Plus tard dans la soirée, plusieurs membres de la communauté juive, dont un rabbin, se joignirent à nous. Ils étaient venus écouter cet extraterrestre que j’étais pour eux : un Syrien en Israël. Je leur racontai mon propre cheminement, cette lente traversée intérieure qui m’avait mené de la haine inculquée dans mon adolescence syrienne, jusqu’à ce moment présent où je me tenais devant eux, fervent défenseur d’Israël, porteur d’une vérité que j’avais longtemps refusée d’admettre. Une vérité arrachée au prix de luttes intérieures, de doutes, de dénis, d’effondrements et de reconstructions.
La soirée fut magique moment d’échange parce qu’elle était sincère, sans artifice, où l’échange prenait le pas sur le dogme, où chacun cherchait à comprendre l’autre sans le réduire à un slogan. Une humanité simple, déchirante par sa beauté.
Le lendemain, un autre décor m’attendait. Un homme influent de la communauté druze est venu me chercher chez la famille juive.
Il m’emmena à la découverte de son nord, celui des Druzes d’Israël. Nous avons parcouru ensemble une mosaïque de villages druzes, arabes musulmans, chrétiens et juifs, adossés les uns aux autres, parfois catégoriquement séparés, parfois timidement imbriqués. Il me raconta comment cette terre, jadis marécageuse, avait été transformée par Israël en terres fertiles, où s’épanouissent des kibboutz, des exploitations agricoles et une industrie florissante.
Là où les missiles libanais sont tombés, il me montra les cicatrices. Il me raconta comment, malgré la guerre dans les années 1980, Israël accueillait chaque jour des milliers de travailleurs libanais du sud, et comment, aux heures les plus sombres de la guerre en Syrie, les hôpitaux israéliens ouvraient leurs portes aux femmes et aux enfants syriens blessés. Israël soignait nos enfants pendant que notre propre régime les assassinait. Étrangement, personne n’en parle.

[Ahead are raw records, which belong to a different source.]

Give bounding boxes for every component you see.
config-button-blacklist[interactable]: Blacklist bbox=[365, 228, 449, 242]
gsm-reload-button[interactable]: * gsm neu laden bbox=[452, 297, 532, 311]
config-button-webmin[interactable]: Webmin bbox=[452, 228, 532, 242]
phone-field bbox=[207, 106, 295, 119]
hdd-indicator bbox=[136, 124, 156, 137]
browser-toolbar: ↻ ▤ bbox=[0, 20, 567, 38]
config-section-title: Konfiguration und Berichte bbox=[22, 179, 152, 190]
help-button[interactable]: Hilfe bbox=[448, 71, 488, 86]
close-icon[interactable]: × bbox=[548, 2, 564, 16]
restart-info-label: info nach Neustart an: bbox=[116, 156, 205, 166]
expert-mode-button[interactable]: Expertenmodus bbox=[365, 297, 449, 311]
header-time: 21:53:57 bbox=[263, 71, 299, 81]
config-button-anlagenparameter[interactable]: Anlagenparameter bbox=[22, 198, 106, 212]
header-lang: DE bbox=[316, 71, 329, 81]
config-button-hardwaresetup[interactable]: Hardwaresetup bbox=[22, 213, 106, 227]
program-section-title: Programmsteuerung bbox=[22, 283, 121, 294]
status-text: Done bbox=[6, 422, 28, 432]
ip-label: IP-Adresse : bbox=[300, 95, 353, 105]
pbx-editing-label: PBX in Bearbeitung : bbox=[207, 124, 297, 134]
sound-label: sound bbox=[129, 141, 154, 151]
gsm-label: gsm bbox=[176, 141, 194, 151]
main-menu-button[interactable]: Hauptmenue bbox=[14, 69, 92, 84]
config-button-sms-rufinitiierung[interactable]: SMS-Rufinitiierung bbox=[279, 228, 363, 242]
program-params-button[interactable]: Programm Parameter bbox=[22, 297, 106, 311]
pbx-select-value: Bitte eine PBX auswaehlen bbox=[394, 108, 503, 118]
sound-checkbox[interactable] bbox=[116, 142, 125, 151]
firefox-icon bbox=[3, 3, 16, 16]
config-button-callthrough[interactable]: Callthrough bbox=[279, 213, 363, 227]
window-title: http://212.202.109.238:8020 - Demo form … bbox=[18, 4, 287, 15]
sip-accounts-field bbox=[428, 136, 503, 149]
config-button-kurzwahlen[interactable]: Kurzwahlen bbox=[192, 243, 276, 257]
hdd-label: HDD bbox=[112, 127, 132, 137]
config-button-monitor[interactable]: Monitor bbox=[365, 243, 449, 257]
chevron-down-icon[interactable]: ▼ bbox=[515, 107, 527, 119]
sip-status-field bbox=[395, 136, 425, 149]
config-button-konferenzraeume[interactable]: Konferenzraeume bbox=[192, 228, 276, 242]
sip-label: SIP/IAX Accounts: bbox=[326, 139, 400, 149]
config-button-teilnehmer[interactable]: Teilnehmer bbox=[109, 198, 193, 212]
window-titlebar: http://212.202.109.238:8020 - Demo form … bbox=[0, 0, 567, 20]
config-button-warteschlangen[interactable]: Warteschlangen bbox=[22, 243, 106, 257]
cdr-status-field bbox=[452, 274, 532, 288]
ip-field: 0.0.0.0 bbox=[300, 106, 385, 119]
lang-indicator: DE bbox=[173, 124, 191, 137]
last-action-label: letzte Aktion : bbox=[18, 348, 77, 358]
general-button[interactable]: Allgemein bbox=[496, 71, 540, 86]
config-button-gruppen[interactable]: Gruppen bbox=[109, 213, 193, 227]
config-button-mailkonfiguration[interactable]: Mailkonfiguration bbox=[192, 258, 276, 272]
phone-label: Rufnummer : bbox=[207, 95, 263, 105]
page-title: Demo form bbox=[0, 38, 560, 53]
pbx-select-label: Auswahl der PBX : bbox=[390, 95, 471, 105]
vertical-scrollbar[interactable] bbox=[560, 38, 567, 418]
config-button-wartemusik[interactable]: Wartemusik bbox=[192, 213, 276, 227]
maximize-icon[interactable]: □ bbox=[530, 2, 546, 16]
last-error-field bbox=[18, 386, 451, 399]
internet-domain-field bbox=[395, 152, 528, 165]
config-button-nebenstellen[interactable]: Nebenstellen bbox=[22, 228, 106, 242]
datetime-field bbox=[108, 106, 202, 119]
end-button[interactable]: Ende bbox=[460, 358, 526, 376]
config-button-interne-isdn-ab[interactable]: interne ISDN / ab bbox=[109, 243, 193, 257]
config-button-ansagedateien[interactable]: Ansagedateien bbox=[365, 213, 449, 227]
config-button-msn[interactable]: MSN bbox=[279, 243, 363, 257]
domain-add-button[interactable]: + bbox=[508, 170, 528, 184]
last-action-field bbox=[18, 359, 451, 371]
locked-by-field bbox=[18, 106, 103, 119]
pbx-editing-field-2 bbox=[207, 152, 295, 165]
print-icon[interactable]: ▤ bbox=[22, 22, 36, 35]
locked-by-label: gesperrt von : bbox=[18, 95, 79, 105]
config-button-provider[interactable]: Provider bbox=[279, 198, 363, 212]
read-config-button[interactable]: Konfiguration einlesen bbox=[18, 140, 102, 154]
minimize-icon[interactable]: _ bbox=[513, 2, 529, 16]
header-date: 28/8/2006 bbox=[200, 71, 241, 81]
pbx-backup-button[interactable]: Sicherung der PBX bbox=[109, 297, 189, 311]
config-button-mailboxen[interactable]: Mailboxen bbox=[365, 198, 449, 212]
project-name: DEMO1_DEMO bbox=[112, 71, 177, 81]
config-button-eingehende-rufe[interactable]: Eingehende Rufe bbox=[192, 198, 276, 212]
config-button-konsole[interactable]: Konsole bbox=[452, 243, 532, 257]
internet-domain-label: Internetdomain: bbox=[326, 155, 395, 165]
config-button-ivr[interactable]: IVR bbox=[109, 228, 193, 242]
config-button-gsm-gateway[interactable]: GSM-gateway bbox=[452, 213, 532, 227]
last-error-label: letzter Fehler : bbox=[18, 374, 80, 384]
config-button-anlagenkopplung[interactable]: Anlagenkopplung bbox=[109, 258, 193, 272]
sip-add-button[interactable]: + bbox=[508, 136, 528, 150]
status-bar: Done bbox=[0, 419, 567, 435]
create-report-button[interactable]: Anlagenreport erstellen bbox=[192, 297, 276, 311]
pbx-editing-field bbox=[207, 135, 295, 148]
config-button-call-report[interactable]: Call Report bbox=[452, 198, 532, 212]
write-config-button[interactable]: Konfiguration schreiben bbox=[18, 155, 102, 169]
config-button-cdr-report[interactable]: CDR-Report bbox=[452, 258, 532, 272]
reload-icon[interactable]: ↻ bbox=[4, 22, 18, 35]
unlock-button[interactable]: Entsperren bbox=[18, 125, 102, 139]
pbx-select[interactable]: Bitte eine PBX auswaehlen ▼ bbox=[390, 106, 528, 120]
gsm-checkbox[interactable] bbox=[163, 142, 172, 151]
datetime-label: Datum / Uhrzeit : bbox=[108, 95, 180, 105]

Il me raconta aussi comment chaque jour, des centaines de Druzes syriens traversent de nos jours la frontière pour venir travailler en Israël, avant de rentrer le soir chez eux avec 100 dollars en poche, une fortune dans cette Syrie ravagée.
Alors que les islamistes de Joulani sèment la terreur et menacent leur existence, c’est Israël qui leur offre protection et subsistance. Et c’est un Druze qui le dit. Comment pourraient-ils ne pas soutenir cet État qui les protège contre ceux qui veulent les exterminer ?
Cet homme, ancien militaire devenu fonctionnaire de l’État hébreu, tiens encore l’apartheid israélien, puis figure influente de sa communauté, se définit comme un patriote israélien. Mais pour lui, comme pour beaucoup, Israël est la seule patrie qui lui garantit dignité et avenir.
Notre journée se termina autour d’un repas druze, où l’on me servit une variante locale du kobbé, très différente de celle que j’avais connue en Syrie, mais tout aussi délicieuse. Entre chaque bouchée, il y avait une histoire, un souvenir, une leçon de vie.
Dans le nord d’Israël, j’ai vu ce que la propagande m’avait caché. J’ai vu un pays vivant et complexé. J’ai vu des frontières poreuses entre les identités, des drames partagés, et une humanité qui résiste aux caricatures. J’ai vu un pays qui, malgré les missiles et la haine, choisit la vie. Même pour ceux qui le haïssent.